The EU is ahead of the US in AI regulation

The EU is ahead of the US on this path. Adopting the AI Act, which has been ongoing for two years, is under way in the European Parliament. It has been frequently changed and improved precisely because of the tremendous speed with which technology moved ahead of regulation.

This will be the first law regarding the regulation of AI systems passed in the West, and is based on regulating different degrees of risk.

Divided into 4 groups, starting with unacceptable risk, whose application will be prohibited for use in the EU, to minimal or risk-free platforms.

Although it is the first of its kind, the common European legislation is already falling behind with decisions in some EU countries, where bans have already been introduced for some individual AI platforms, for example, in Italy, which has banned ChatGPT.

There are also different elements of regulation in the US. They are dispensed through different laws, for example, through laws on copyright, privacy, discrimination, and data protection, and at separate institutional levels - Congress and the administration.

Altman advocated the development of an agency, in the US or globally, before the Senate subcommittee. The agency would have the authority to issue licenses to the most powerful AI systems and to revoke them if it determines the abuse or risk of an AI platform concerning security standards.

Regulation lags behind AI development

It seems that the road to such a solution is still long. There is a constant risk of the evolution of AI technologies moving faster than regulations.

At the same time, the regulation has meaning only at the level where its power of control reaches, so it is an open question whether setting up a central regulator would make sense at this moment or in a year or 2 when AI systems will outgrow the current level of development.

There is a greater need for the US and the EU to harmonise their strategies as an area that will dictate the future global model. At this point, those paths have more differences than similarities.

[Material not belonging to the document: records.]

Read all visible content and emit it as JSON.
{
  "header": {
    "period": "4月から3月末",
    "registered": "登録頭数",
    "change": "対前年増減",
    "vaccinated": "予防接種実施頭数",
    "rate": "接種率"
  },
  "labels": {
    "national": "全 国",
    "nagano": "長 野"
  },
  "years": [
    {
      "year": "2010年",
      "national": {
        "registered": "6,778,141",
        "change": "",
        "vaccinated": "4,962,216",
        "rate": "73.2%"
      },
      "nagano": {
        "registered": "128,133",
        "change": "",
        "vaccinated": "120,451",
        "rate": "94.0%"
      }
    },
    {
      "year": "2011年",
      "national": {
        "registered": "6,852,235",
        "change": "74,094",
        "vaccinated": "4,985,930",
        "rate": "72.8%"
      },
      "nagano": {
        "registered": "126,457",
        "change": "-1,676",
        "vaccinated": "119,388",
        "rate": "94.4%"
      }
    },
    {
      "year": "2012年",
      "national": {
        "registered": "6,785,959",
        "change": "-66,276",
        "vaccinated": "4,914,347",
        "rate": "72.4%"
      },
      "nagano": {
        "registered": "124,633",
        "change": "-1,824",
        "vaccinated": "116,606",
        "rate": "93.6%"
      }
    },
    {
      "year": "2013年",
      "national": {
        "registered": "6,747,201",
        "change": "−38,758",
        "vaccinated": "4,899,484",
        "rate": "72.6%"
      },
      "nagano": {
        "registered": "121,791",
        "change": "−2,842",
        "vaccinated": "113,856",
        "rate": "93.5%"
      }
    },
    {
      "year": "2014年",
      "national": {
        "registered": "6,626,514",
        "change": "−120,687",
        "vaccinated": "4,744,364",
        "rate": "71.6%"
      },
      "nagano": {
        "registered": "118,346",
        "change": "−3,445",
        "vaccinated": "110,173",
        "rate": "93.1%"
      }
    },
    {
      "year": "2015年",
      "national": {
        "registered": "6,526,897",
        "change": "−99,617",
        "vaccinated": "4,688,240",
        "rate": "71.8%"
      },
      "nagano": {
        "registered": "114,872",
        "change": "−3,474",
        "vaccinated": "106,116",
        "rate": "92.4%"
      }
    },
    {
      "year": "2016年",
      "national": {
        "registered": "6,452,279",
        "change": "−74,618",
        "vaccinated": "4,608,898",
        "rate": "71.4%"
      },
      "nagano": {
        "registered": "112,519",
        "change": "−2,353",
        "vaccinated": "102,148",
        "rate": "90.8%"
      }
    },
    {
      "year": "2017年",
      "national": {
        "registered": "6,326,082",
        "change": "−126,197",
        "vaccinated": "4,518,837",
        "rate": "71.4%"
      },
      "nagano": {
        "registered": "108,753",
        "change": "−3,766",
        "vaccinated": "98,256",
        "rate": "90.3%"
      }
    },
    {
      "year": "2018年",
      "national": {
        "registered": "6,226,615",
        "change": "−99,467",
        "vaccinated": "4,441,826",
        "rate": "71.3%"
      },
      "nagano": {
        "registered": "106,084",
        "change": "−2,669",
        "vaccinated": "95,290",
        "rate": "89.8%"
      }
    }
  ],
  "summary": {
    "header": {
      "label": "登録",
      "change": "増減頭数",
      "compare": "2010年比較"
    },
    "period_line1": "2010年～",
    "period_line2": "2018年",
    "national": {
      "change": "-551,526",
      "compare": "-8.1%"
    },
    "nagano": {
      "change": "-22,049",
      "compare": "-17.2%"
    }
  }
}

Despite all the differences, the EU and the US have a common starting point. Regulating AI technologies should be based on a risk assessment which is a good basis for harmonising legislation.

The main effort for performing groundwork regarding AIs global governance is going through the joint US-EU Trade and Technology Council.

In Japan, the G7 ministers for digital technologies also paid a lot of attention to the regulation of AI, that is, "responsible AI and global AI governance", whereby they accepted the risk-based approach represented by the EU.

Beat China in creating a model for regulation

A perfect agreement between the US and the EU, as the 2 largest technological and innovative global areas, is perhaps difficult to achieve but a joint approach to AI is realistic, at least in basic principles.

I dont think there will be perfect alignment. There never really is in terms of regulations at the international level. But what there can be alignment on, for example, is to make sure were discussing the same thingalignment on the key risks, on some of the key definitions, the key parameters, the key principles”, said William Long, head of the EU Data Protection group.

A joint approach is necessary because the race with China over the regulation of AI systems is ongoing. China has been rapidly developing its own models.

The Chinese models of AI regulation will aim to become globally accepted. This carries a risk of spreading a concept in the centre of which is state control and supervision over the development of AI.

“All the (Chinese) regulations so far, pretty clearly have their roots in fears about losing control over the flow of information. In terms of the Chinese government’s relationship to AI, it’s very broadly supportive but wanting to cover its bases on control of information”, said Matt Sheehan of the Carnegie Endowment for International Peace.
China's view of AI development is fundamentally authoritarian and represents a risk for data privacy, its misuse, and particularly for setting limits on AI development and innovation.
Due to this limitation, Western models of AI regulation have no reason to strive for global acceptance because, for their democratic solutions, they will always have an insurmountable obstacle in China's authoritarian vision of development and control over AI.
The Western model, or at least the common basic principles on which AI regulation would be based, would be sufficient as a template that could be accepted by many others outside the US and the EU, but without the imperative of becoming a global standard.